Right Outside Our Window: MIPT Scientists Create an AI Platform for Hyperlocal Weather Forecasting
Researchers at the Moscow Institute of Physics and Technology have created an AI‑powered weather platform capable of predicting extreme events at hyperlocal resolution — down to individual courtyards and buildings, offering communities a new tool for climate resilience.

Bringing Forecasts Down to Earth
Scientists at MIPT’s Artificial Intelligence Institute have introduced a system that narrows weather forecasts from the usual 25–30‑kilometer grids to the level of a single neighborhood — even a specific residential block.
The platform focuses on rare but destructive events such as hurricanes, severe winds, and intense rainfall, which often trigger casualties, widespread power outages, and extensive damage.

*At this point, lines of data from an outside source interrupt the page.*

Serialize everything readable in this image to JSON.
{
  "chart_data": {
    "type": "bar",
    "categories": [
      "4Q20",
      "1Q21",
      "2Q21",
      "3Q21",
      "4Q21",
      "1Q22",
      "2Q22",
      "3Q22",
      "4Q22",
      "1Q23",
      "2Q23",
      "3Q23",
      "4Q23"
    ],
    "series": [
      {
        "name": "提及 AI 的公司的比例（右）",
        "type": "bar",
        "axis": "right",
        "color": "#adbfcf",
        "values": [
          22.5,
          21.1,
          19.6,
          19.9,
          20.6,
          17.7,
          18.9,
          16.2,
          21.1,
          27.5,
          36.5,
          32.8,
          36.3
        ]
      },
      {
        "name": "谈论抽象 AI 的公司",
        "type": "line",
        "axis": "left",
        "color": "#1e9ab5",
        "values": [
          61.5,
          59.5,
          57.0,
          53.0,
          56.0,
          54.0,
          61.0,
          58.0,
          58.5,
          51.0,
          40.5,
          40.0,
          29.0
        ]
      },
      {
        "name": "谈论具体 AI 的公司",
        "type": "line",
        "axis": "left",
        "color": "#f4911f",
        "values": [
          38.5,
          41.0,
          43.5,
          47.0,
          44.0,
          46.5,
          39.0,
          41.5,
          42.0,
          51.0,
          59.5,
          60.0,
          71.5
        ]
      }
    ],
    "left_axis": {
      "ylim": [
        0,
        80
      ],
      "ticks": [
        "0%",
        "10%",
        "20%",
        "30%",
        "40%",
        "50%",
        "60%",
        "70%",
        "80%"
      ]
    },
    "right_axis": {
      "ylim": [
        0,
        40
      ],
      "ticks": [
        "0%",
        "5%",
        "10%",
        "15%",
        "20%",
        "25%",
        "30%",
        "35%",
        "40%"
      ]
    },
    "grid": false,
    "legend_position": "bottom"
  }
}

The neural network analyzes relationships between weather patterns and urban characteristics — tall buildings, asphalt surfaces, and green zones — and enriches forecasts with data from cameras, meteorological stations, sensors, and utility meters.
This allows for more accurate and timely alerts about imminent extreme conditions.
Forecasting the Future
MIPT’s platform is designed not as a research experiment but as a practical urban‑management tool for Russian cities and municipalities.
Its integration with smart‑city infrastructure — IoT sensors, video surveillance systems, and utility networks — will enable the system not only to predict storms but also to model their consequences: vulnerable heating pipelines, possible tree falls, or localized flooding.

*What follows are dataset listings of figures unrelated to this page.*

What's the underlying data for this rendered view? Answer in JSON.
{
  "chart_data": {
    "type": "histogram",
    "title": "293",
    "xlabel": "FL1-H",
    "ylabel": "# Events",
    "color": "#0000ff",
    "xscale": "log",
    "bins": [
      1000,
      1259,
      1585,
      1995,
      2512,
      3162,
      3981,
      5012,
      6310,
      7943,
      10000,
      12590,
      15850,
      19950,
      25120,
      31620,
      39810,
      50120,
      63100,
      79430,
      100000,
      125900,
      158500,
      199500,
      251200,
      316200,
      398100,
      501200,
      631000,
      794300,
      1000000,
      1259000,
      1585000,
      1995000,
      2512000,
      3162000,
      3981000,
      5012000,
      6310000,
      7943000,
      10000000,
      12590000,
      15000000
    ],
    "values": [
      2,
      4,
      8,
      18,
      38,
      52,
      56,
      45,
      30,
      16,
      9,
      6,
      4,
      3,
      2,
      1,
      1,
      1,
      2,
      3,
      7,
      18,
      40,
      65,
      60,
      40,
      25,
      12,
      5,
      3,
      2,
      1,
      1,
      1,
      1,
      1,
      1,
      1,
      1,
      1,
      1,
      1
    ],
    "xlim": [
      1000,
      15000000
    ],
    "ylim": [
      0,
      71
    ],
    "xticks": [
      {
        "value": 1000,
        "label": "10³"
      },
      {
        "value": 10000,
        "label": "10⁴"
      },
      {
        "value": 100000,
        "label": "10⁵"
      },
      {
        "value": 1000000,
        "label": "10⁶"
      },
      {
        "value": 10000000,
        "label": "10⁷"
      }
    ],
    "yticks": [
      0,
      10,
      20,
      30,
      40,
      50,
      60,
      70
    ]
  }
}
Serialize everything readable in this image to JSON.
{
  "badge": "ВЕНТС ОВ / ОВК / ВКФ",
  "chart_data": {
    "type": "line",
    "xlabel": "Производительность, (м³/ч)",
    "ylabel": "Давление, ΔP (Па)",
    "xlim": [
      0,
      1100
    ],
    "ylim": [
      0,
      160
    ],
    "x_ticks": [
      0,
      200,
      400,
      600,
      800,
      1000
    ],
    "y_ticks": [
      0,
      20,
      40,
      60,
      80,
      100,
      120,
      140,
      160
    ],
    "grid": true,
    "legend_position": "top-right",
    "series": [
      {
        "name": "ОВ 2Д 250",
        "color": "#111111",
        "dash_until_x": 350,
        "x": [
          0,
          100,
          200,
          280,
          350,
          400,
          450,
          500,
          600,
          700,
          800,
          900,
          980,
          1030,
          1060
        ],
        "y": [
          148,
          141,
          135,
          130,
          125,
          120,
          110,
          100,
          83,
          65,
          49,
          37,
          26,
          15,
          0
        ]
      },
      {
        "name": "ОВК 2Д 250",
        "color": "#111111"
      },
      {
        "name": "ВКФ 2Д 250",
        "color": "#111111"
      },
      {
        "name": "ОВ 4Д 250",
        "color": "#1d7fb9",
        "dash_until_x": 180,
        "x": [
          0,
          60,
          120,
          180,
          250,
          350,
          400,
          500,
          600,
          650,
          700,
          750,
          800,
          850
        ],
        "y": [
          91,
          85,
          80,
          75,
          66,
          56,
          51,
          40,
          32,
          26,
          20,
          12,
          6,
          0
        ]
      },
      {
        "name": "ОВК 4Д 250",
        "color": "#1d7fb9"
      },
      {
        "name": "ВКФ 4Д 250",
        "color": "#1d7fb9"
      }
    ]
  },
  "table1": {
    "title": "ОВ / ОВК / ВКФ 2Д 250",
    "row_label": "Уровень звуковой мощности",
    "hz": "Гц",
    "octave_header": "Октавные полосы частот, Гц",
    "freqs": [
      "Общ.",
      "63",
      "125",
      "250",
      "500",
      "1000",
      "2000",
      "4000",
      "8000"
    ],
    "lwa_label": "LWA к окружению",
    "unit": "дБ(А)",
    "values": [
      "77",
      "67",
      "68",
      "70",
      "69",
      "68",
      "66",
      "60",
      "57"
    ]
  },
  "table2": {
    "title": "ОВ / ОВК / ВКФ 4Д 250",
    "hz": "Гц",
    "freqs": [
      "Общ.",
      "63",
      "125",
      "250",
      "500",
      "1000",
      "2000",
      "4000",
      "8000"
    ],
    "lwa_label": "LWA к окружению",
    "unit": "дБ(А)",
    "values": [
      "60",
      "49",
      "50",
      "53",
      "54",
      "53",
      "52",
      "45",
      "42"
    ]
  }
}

For emergency and utility services, this predictive window is invaluable. In the long term, Russia could gain both safer cities and a scalable export‑ready solution as demand for climate resilience technologies grows worldwide.
A Vital Development
Recent years have highlighted the urgency of such innovations. The devastating Moscow storm of 2017, which caused fatalities and left districts without power, exposed the vulnerability of megacities.

Global research efforts reflect the same concerns: French scientists have trained neural networks to predict extreme weather six hours in advance, and studies by the Southern Federal University and St. Petersburg State Marine Technical University have shown the effectiveness of neural networks in long‑term temperature forecasting. MIPT’s project stands out for its emphasis on hyperlocality.
This climate‑platform approach gives residents early warnings tailored to their specific streets, helping protect property and save lives. It also supports the resilience of urban infrastructure, reducing risks, accidents, and economic losses.